Fuori sede - Fonte:Archivio interno
Basilicata, Valle d’Aosta e Molise perdono oltre il 70% degli studenti universitari. Lazio e Lombardia li trattengono. Ecco i dati dei fuorisede in Italia.
Ogni anno migliaia di giovani italiani lasciano la propria regione per inseguire il sogno di una laurea altrove. Secondo i dati del Ministero dell’Università e della Ricerca relativi all’anno accademico 2022/2023, il fenomeno degli studenti fuorisede riguarda quasi 400 mila persone, ovvero il 24% degli oltre 1,6 milioni di iscritti agli atenei italiani (esclusi quelli telematici).
In termini percentuali, i territori che registrano la maggiore “fuga” di studenti sono la Basilicata e la Valle d’Aosta, dove oltre 7 ragazzi su 10 lasciano la propria regione per iscriversi in un’università altrove. Subito dopo troviamo il Molise, con il 58% di partenze, seguito da Trento (51%) e Bolzano (44%). Questi numeri indicano una criticità evidente: sebbene alcune di queste regioni abbiano atenei locali, non riescono ad attrarre e trattenere i propri giovani.
Anche in regioni come Abruzzo (39%), Calabria (37%), Puglia (35%), Marche (34%), Liguria (30%) e Friuli Venezia Giulia (28%), le partenze superano la media nazionale.
All’opposto, alcune regioni si confermano poli accademici stabili, capaci di trattenere la stragrande maggioranza dei propri studenti. Il Lazio è la regione con la quota più bassa di fuorisede: solo il 10% dei quasi 173 mila universitari laziali ha scelto un ateneo fuori regione. Ottimi risultati anche per la Lombardia, dove partono in 30 mila su 223 mila iscritti, pari al 14%, e per la Toscana, con solo il 15% di fuorisede.

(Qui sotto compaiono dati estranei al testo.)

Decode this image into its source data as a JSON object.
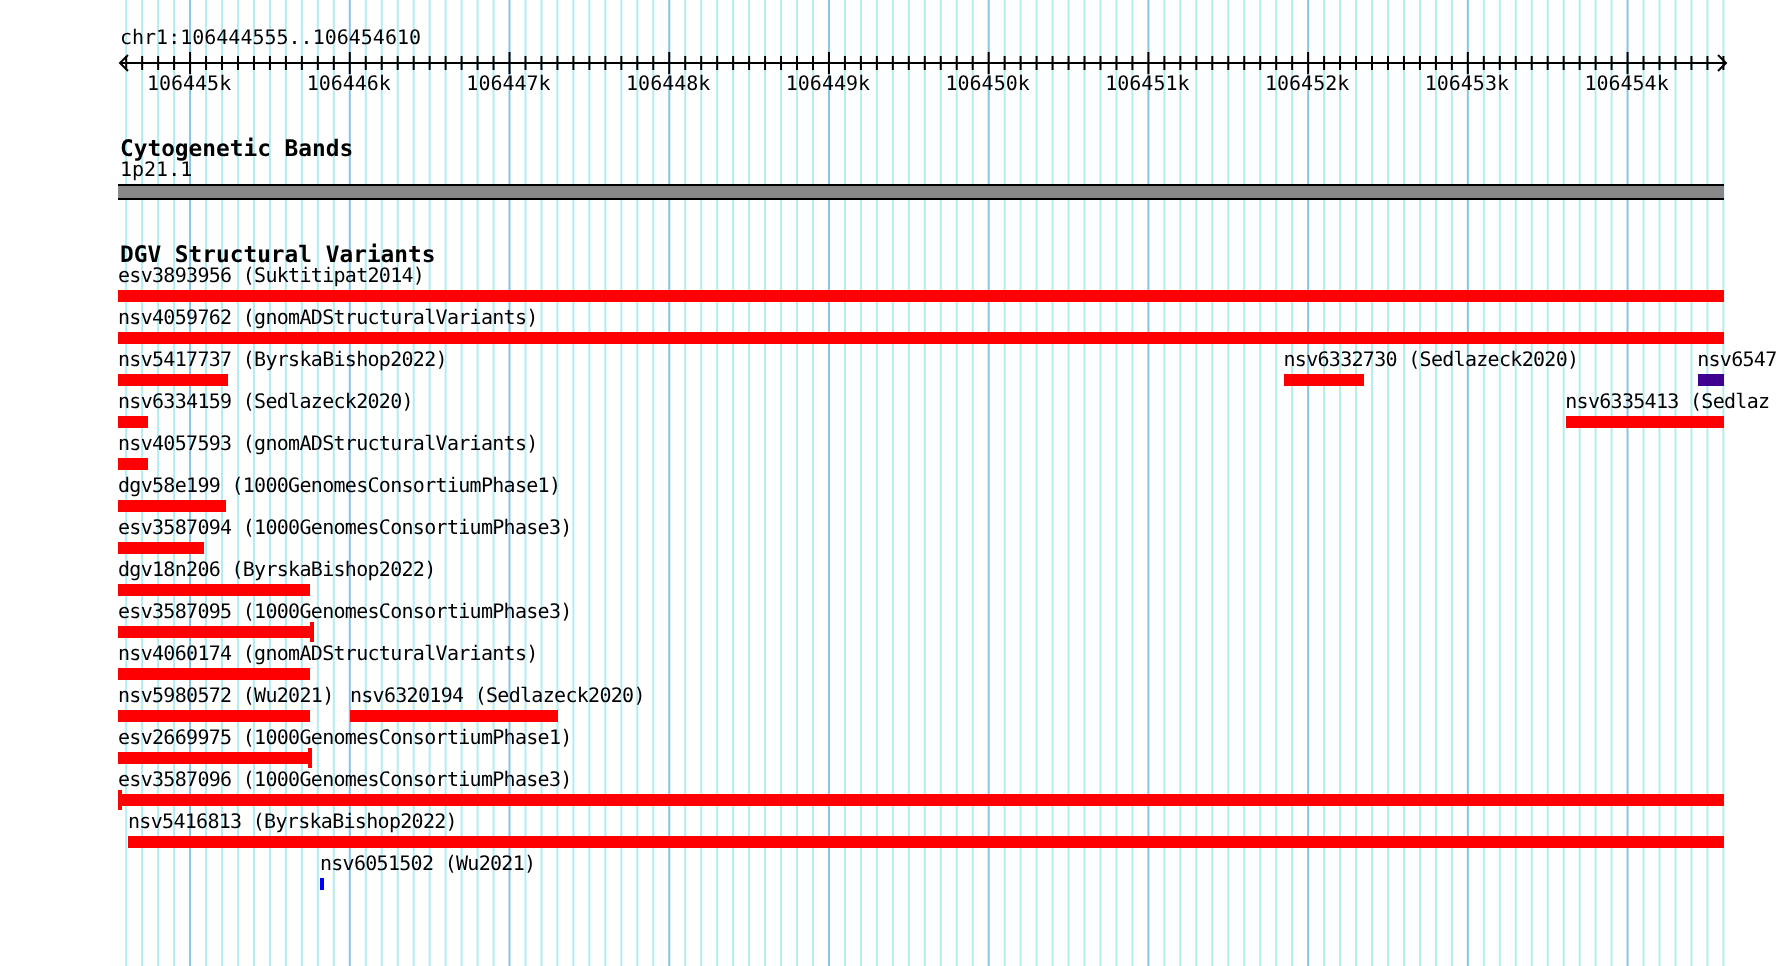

Altre regioni che limitano il fenomeno delle partenze sono la Campania (16%), il Piemonte (16%), l’Emilia Romagna (17%) e perfino la Sardegna (17%), nonostante l’isolamento geografico.
Quando si guardano i numeri assoluti, la classifica cambia. In testa troviamo la Puglia, con oltre 41.000 ragazzi che hanno lasciato la regione nel 2022/23, il 35% dei suoi iscritti. Segue il Veneto con 34.100 partenze su 116 mila iscritti (29%). Terza è la Sicilia, che ha perso 34.040 studenti, pari al 25% del totale regionale. Subito dopo si posiziona la Lombardia, che in termini assoluti ha numeri molto alti (oltre 30.000), pur mantenendo una bassa incidenza percentuale.
Questi dati dimostrano che, sebbene il Sud Italia sia tradizionalmente associato all’emigrazione universitaria, anche regioni del Centro-Nord come Veneto e Liguria contribuiscono in modo significativo al flusso degli studenti fuorisede.
Il fenomeno della migrazione universitaria riflette non solo le preferenze personali ma anche le disuguaglianze territoriali in termini di offerta formativa, servizi e possibilità occupazionali post-laurea. Le regioni che riescono a trattenere i giovani sono spesso quelle che possono offrire una maggiore varietà di corsi, strutture moderne e legami forti con il mondo del lavoro.
Di fronte a questi dati, il tema non è solo dove si studia, ma perché si parte e perché non si resta. La vera sfida, per il sistema universitario italiano, sarà nei prossimi anni quella di ridurre il divario tra Nord e Sud e garantire agli studenti la possibilità di scegliere l’università per motivi di merito e non per necessità.